Op grond van haar onderzoek overweegt en beslist de beroepscommissie als volgt.

1. De inhoud van de bestreden beslissing
De selectiefunctionaris heeft klagers verzoek tot plaatsing in een (zeer) beperkt beveiligde inrichting (hierna (z.)b.b.i.) afgewezen.

2. De feiten
Klager is sedert 13 januari 2003 gedetineerd. Hij verblijft sedert 6 juli 2007 in de gevangenis Grave, waar een regime van algehele gemeenschap geldt.

3. De standpunten
3.1. Namens klager is het beroep als volgt toegelicht.
De informatie van de Criminele Inlichtingen Eenheid (CIE) betreft onvoldoende reden om van detentiefasering af te zien. Weliswaar heeft het Gedetineerden Informatie Recherchepunt (GRIP) de informatie gecontroleerd en vastgesteld dat er een melding is
binnengekomen, maar dit zegt niets over de betrouwbaarheid van de melding. Na de melding is blijkbaar geen enkel (politie)onderzoek opgestart.
Klager heeft grote twijfels over de melding. Blijkbaar is een telefoontje genoeg om klager ‘dwars te zitten’. Er is geen enkele andere aanwijzing, waaruit blijkt van enig gevaar. Verzocht wordt om onderliggende stukken, waaronder in ieder geval het
advies van de politie Brabant Noord, aan klagers raadsman toe te zenden.

3.2. De selectiefunctionaris heeft de afwijzing van genoemd verzoek als volgt toegelicht.
In verband met liquidatiegevaar en de daaruit voortvloeiende openbare onrust komt klager vooralsnog niet in aanmerking voor vrijheden. Bij de CIE is in de maand juni 2009 van een informant de volgende informatie binnengekomen. In Oss gaat het gerucht
dat [klager] uit [...] geliquideerd wordt zodra hij voor de eerste keer met verlof komt. [Voornaam klager] gaat in juli voor de eerste keer met verlof. De opdrachtgever van deze liquidatie zou komen uit de hoek van de familie van de man die in 2003
door
[voornaam klager] is vermoord. Het GRIP heeft de informatie gecontroleerd en vastgesteld dat het voorgaande heeft plaatsgevonden. Over de betrouwbaarheid van de informant kon geen oordeel worden gegeven.
Klager is in januari 2003 aangehouden, omdat hij tijdens een ruzie op een nieuwjaarsreceptie een man heeft doodgeschoten. Voor dit feit is hij veroordeeld tot een gevangenisstraf van twaalf jaar.

4. De beoordeling
4.1. Op grond van artikel 3 van de Regeling selectie, plaatsing en overplaatsing van gedetineerden komen naast zelfmelders voor plaatsing in een beperkt beveiligde inrichting in aanmerking gedetineerden die een beperkt vlucht- en maatschappelijk
risico vormen, een strafrestant hebben van maximaal achttien maanden en beschikken over een aanvaardbaar verlofadres.

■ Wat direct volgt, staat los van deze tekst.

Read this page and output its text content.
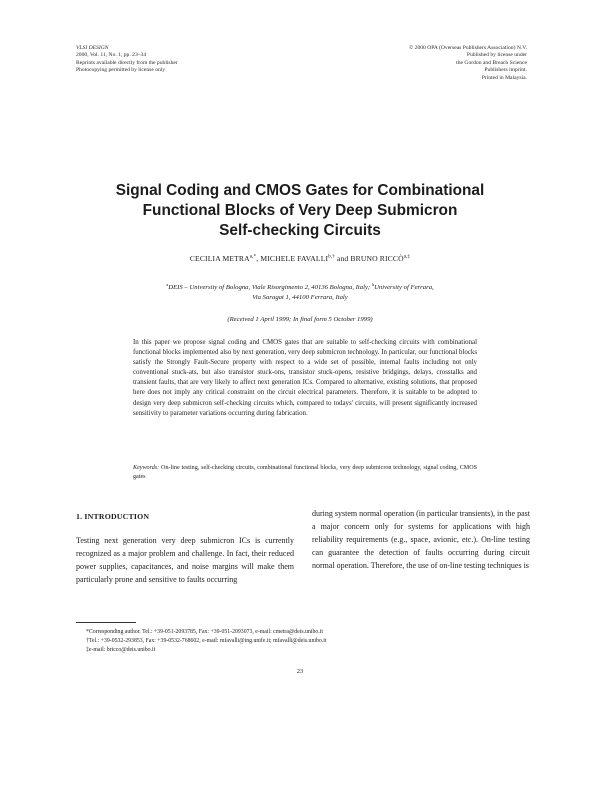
VLSI DESIGN
2000, Vol. 11, No. 1, pp. 23–34
Reprints available directly from the publisher
Photocopying permitted by license only
© 2000 OPA (Overseas Publishers Association) N.V.
Published by license under
the Gordon and Breach Science
Publishers imprint.
Printed in Malaysia.
Signal Coding and CMOS Gates for Combinational
Functional Blocks of Very Deep Submicron
Self-checking Circuits
CECILIA $METRA^{a,*}$, MICHELE $FAVALLI^{b,\dagger}$ and BRUNO $RICCÒ^{a,\ddagger}$
$^a$DEIS – University of Bologna, Viale Risorgimento 2, 40136 Bologna, Italy; $^b$University of Ferrara,
Via Saragat 1, 44100 Ferrara, Italy
(Received 1 April 1999; In final form 5 October 1999)
In this paper we propose signal coding and CMOS gates that are suitable to self-checking circuits with combinational functional blocks implemented also by next generation, very deep submicron technology. In particular, our functional blocks satisfy the Strongly Fault-Secure property with respect to a wide set of possible, internal faults including not only conventional stuck-ats, but also transistor stuck-ons, transistor stuck-opens, resistive bridgings, delays, crosstalks and transient faults, that are very likely to affect next generation ICs. Compared to alternative, existing solutions, that proposed here does not imply any critical constraint on the circuit electrical parameters. Therefore, it is suitable to be adopted to design very deep submicron self-checking circuits which, compared to todays' circuits, will present significantly increased sensitivity to parameter variations occurring during fabrication.
Keywords: On-line testing, self-checking circuits, combinational functional blocks, very deep submicron technology, signal coding, CMOS gates
1. INTRODUCTION
Testing next generation very deep submicron ICs is currently recognized as a major problem and challenge. In fact, their reduced power supplies, capacitances, and noise margins will make them particularly prone and sensitive to faults occurring
during system normal operation (in particular transients), in the past a major concern only for systems for applications with high reliability requirements (e.g., space, avionic, etc.). On-line testing can guarantee the detection of faults occurring during circuit normal operation. Therefore, the use of on-line testing techniques is
*Corresponding author. Tel.: +39-051-2093785, Fax: +39-051-2093073, e-mail: cmetra@deis.unibo.it
†Tel.: +39-0532-293853, Fax: +39-0532-768602, e-mail: mfavalli@ing.unife.it; mfavalli@deis.unibo.it
‡e-mail: bricco@deis.unibo.it
23
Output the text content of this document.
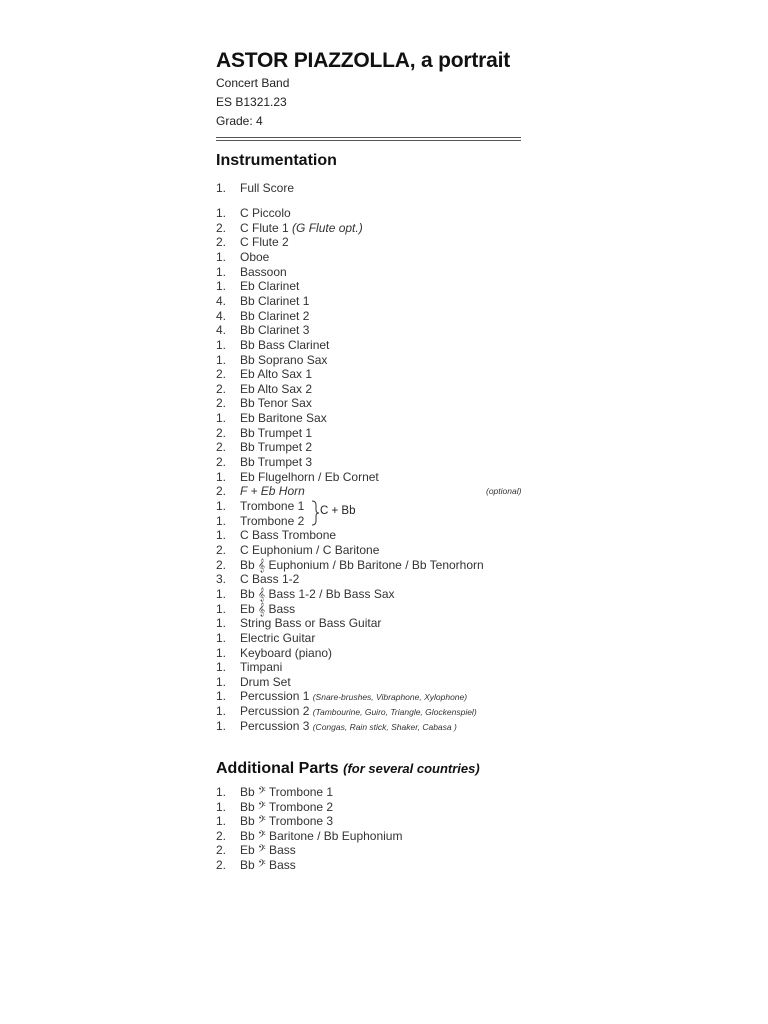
ASTOR PIAZZOLLA, a portrait
Concert Band
ES B1321.23
Grade: 4
Instrumentation
1. Full Score
1. C Piccolo
2. C Flute 1 (G Flute opt.)
2. C Flute 2
1. Oboe
1. Bassoon
1. Eb Clarinet
4. Bb Clarinet 1
4. Bb Clarinet 2
4. Bb Clarinet 3
1. Bb Bass Clarinet
1. Bb Soprano Sax
2. Eb Alto Sax 1
2. Eb Alto Sax 2
2. Bb Tenor Sax
1. Eb Baritone Sax
2. Bb Trumpet 1
2. Bb Trumpet 2
2. Bb Trumpet 3
1. Eb Flugelhorn / Eb Cornet
2. F + Eb Horn	(optional)
1. Trombone 1
1. Trombone 2
1. C Bass Trombone
2. C Euphonium / C Baritone
2. Bb 𝄞 Euphonium / Bb Baritone / Bb Tenorhorn
3. C Bass 1-2
1. Bb 𝄞 Bass 1-2 / Bb Bass Sax
1. Eb 𝄞 Bass
1. String Bass or Bass Guitar
1. Electric Guitar
1. Keyboard (piano)
1. Timpani
1. Drum Set
1. Percussion 1 (Snare-brushes, Vibraphone, Xylophone)
1. Percussion 2 (Tambourine, Guiro, Triangle, Glockenspiel)
1. Percussion 3 (Congas, Rain stick, Shaker, Cabasa )
C + Bb
Additional Parts (for several countries)
1. Bb 𝄢 Trombone 1
1. Bb 𝄢 Trombone 2
1. Bb 𝄢 Trombone 3
2. Bb 𝄢 Baritone / Bb Euphonium
2. Eb 𝄢 Bass
2. Bb 𝄢 Bass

4.2. In de toelichting op dit artikel (Staatscourant 12 september 2000, nr. 176, pagina 9) staat dat bij de plaatsing in zeer beperkt en beperkt beveiligde inrichtingen de beoordeling of de gedetineerde geschikt is tot terugkeer in de samenleving
een
belangrijke rol speelt. Indicator bij de beoordeling daarvan is of de gedetineerde reeds eerder tijdens de huidige detentie met goed resultaat bewegingsvrijheid (onbegeleid) buiten de inrichting heeft genoten (algemeen verlof, schorsing van de
preventieve hechtenis, incidenteel verlof, strafonderbreking), alsmede of zich daarna omstandigheden hebben voorgedaan die aan deze indicator ernstig afbreuk doen. Gelet op het open karakter van de inrichting of afdeling spelen de aard, zwaarte en
achtergrond van het gepleegde delict en de persoonlijkheid van de gedetineerde een rol bij de beoordeling of betrokkene geschikt is voor plaatsing in een zeer beperkt of beperkt beveiligde inrichting of afdeling.

4.3. Door de selectiefunctionaris is gesteld dat de CIE informatie heeft verkregen van een informant die inhield dat er liquidatiegevaar voor klager zou dreigen tijdens verlof. Door het GRIP is de informatie gecontroleerd en vastgesteld dat er
inderdaad sprake was van een melding, maar over de betrouwbaarheid van de informant kon het GRIP geen oordeel geven.
Nu de afwijzing van klagers verzoek om detentiefasering in het bijzonder lijkt te rusten op een mededeling van een informant over wiens betrouwbaarheid de GRIP geen uitspraak kan doen, is de beroepscommissie van oordeel dat, zonder dat blijkt van enig
nader onderzoek naar die informatie, de beslissing van de selectiefunctionaris onvoldoende met redenen is omkleed. Zij zal het beroep gegrond verklaren en de bestreden beslissing vernietigen.
De selectiefunctionaris zal worden opgedragen een nieuwe beslissing te nemen met inachtneming van deze uitspraak binnen een termijn van twee weken na ontvangst daarvan.
De beroepscommissie acht geen termen aanwezig voor het toekennen van een tegemoetkoming.

5. De uitspraak
De beroepscommissie verklaart het beroep gegrond en vernietigt de bestreden beslissing.
Zij draagt de selectiefunctionaris op een nieuwe beslissing te nemen met inachtneming van haar uitspraak binnen een termijn van twee weken na ontvangst daarvan.
Zij kent klager geen tegemoetkoming toe.

Aldus gegeven door de beroepscommissie voornoemd, bestaande uit mr. J.P. Balkema, voorzitter, dr. J.P.S. Fiselier en dr. G.J. Fleers, leden, in tegenwoordigheid van mr. H.S. van Gemert, secretaris, op 21 december 2009.